The SCA considered Australian and English law where the underlying contract exception was successfully used by contractors in interdict proceedings and remarked that there is room in South African law to follow the same path as that taken in Australian and English law.

Relying on Australian law, Judge Makgoka illustrated that if a party wants to interdict an employer from making a demand on an on-demand guarantee, a party must demonstrate that the employer would clearly and unequivocally breach a term of the underlying contract by doing so.

Judge Makgoka further relied on English law to illustrate that there is no reason why the employer cannot be restrained from calling on the performance guarantee if the underlying contract terms clearly and expressly prevent the employer from making a demand under the guarantee.

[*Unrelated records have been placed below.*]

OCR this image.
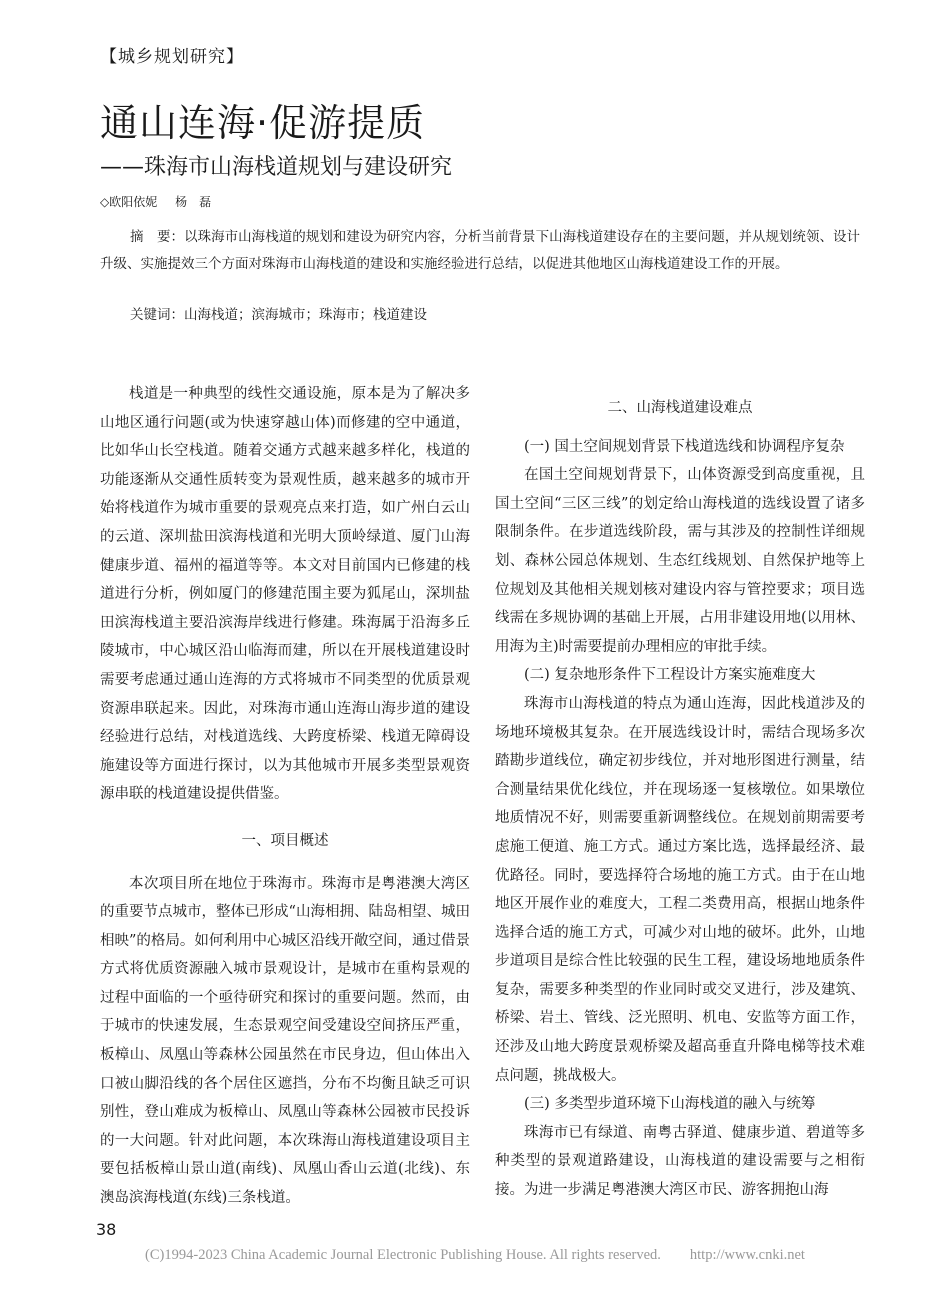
【城乡规划研究】
通山连海·促游提质
——珠海市山海栈道规划与建设研究
◇欧阳依妮 杨　磊

摘　要：以珠海市山海栈道的规划和建设为研究内容，分析当前背景下山海栈道建设存在的主要问题，并从规划统领、设计升级、实施提效三个方面对珠海市山海栈道的建设和实施经验进行总结，以促进其他地区山海栈道建设工作的开展。

关键词：山海栈道；滨海城市；珠海市；栈道建设

栈道是一种典型的线性交通设施，原本是为了解决多山地区通行问题(或为快速穿越山体)而修建的空中通道，比如华山长空栈道。随着交通方式越来越多样化，栈道的功能逐渐从交通性质转变为景观性质，越来越多的城市开始将栈道作为城市重要的景观亮点来打造，如广州白云山的云道、深圳盐田滨海栈道和光明大顶岭绿道、厦门山海健康步道、福州的福道等等。本文对目前国内已修建的栈道进行分析，例如厦门的修建范围主要为狐尾山，深圳盐田滨海栈道主要沿滨海岸线进行修建。珠海属于沿海多丘陵城市，中心城区沿山临海而建，所以在开展栈道建设时需要考虑通过通山连海的方式将城市不同类型的优质景观资源串联起来。因此，对珠海市通山连海山海步道的建设经验进行总结，对栈道选线、大跨度桥梁、栈道无障碍设施建设等方面进行探讨，以为其他城市开展多类型景观资源串联的栈道建设提供借鉴。

一、项目概述

本次项目所在地位于珠海市。珠海市是粤港澳大湾区的重要节点城市，整体已形成“山海相拥、陆岛相望、城田相映”的格局。如何利用中心城区沿线开敞空间，通过借景方式将优质资源融入城市景观设计，是城市在重构景观的过程中面临的一个亟待研究和探讨的重要问题。然而，由于城市的快速发展，生态景观空间受建设空间挤压严重，板樟山、凤凰山等森林公园虽然在市民身边，但山体出入口被山脚沿线的各个居住区遮挡，分布不均衡且缺乏可识别性，登山难成为板樟山、凤凰山等森林公园被市民投诉的一大问题。针对此问题，本次珠海山海栈道建设项目主要包括板樟山景山道(南线)、凤凰山香山云道(北线)、东澳岛滨海栈道(东线)三条栈道。

二、山海栈道建设难点
(一) 国土空间规划背景下栈道选线和协调程序复杂

在国土空间规划背景下，山体资源受到高度重视，且国土空间“三区三线”的划定给山海栈道的选线设置了诸多限制条件。在步道选线阶段，需与其涉及的控制性详细规划、森林公园总体规划、生态红线规划、自然保护地等上位规划及其他相关规划核对建设内容与管控要求；项目选线需在多规协调的基础上开展，占用非建设用地(以用林、用海为主)时需要提前办理相应的审批手续。

(二) 复杂地形条件下工程设计方案实施难度大

珠海市山海栈道的特点为通山连海，因此栈道涉及的场地环境极其复杂。在开展选线设计时，需结合现场多次踏勘步道线位，确定初步线位，并对地形图进行测量，结合测量结果优化线位，并在现场逐一复核墩位。如果墩位地质情况不好，则需要重新调整线位。在规划前期需要考虑施工便道、施工方式。通过方案比选，选择最经济、最优路径。同时，要选择符合场地的施工方式。由于在山地地区开展作业的难度大，工程二类费用高，根据山地条件选择合适的施工方式，可减少对山地的破坏。此外，山地步道项目是综合性比较强的民生工程，建设场地地质条件复杂，需要多种类型的作业同时或交叉进行，涉及建筑、桥梁、岩土、管线、泛光照明、机电、安监等方面工作，还涉及山地大跨度景观桥梁及超高垂直升降电梯等技术难点问题，挑战极大。

(三) 多类型步道环境下山海栈道的融入与统筹

珠海市已有绿道、南粤古驿道、健康步道、碧道等多种类型的景观道路建设，山海栈道的建设需要与之相衔接。为进一步满足粤港澳大湾区市民、游客拥抱山海

38
(C)1994-2023 China Academic Journal Electronic Publishing House. All rights reserved.　　http://www.cnki.net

The judge cautioned that the facts of each case must be considered and that, importantly, the underlying contract should not be readily interpreted as conferring a right to the contractor to restrain the employer from presenting a guarantee to the guarantor for payment.

Other matters, in addition to ASJV v SANRAL, where the South African courts have seemed willing to look at the wording of the underlying contract are:

  • Eskom Holdings v Hitachi Power Africa (139/2013) [2013] ZASCA 101 (12 September 2013) – paragraphs 9 and 15; and
  • Lombard Insurance Co Ltd v Landmark Holdings (Pty) Ltd 2010 (2) SA 86 (SCA), paragraph 20.

That said, the courts have found that the wording of the on-demand performance guarantee remains the first port of call to decide whether an employer can make a call or not.  If there is no specific prohibition in the guarantee, the court may then look at the terms of the underlying contract to establish whether there are any prohibitions.

The courts have made it clear that such prohibitions cannot be read into the contract, meaning that implied terms are not sufficient. The prohibition must be in clear and unambiguous language to show that calling on the guarantee would be a clear breach of the specific contract terms by the employer.

The courts will therefore not entertain a dispute about a contract term that does not expressly and clearly disentitle the employer from calling on the on-demand performance guarantee.

Implications for contractors and employers

Employers and contractors should be aware that the courts may soon take a position where they consider the wording of the underlying contract when deciding whether to grant an interdict against an employer from demanding payment under an on-demand performance guarantee.

Both parties should be careful in considering contract clauses dealing with entitlement to call on a performance guarantee, bearing in mind that the approach would be different for contractors and employers.

An employer will likely want as few restrictions as possible on these entitlements and some may want to take out these contractual clauses completely.

On the other hand, a contractor may want to propose that specific terms be included to clearly state that an employer may not call on the bond under certain circumstances.

The parties to the underlying contract must also take care to ensure that clauses restricting the employer’s entitlement to call on the guarantee are not construed as an intention to create a suretyship or other accessory obligation. There is a fine line between providing the restrictions in the underlying contract and ensuring that the guarantee remain autonomous and unconditional.

Above all, the language used must be clear and unambiguous, leaving no room for any doubt.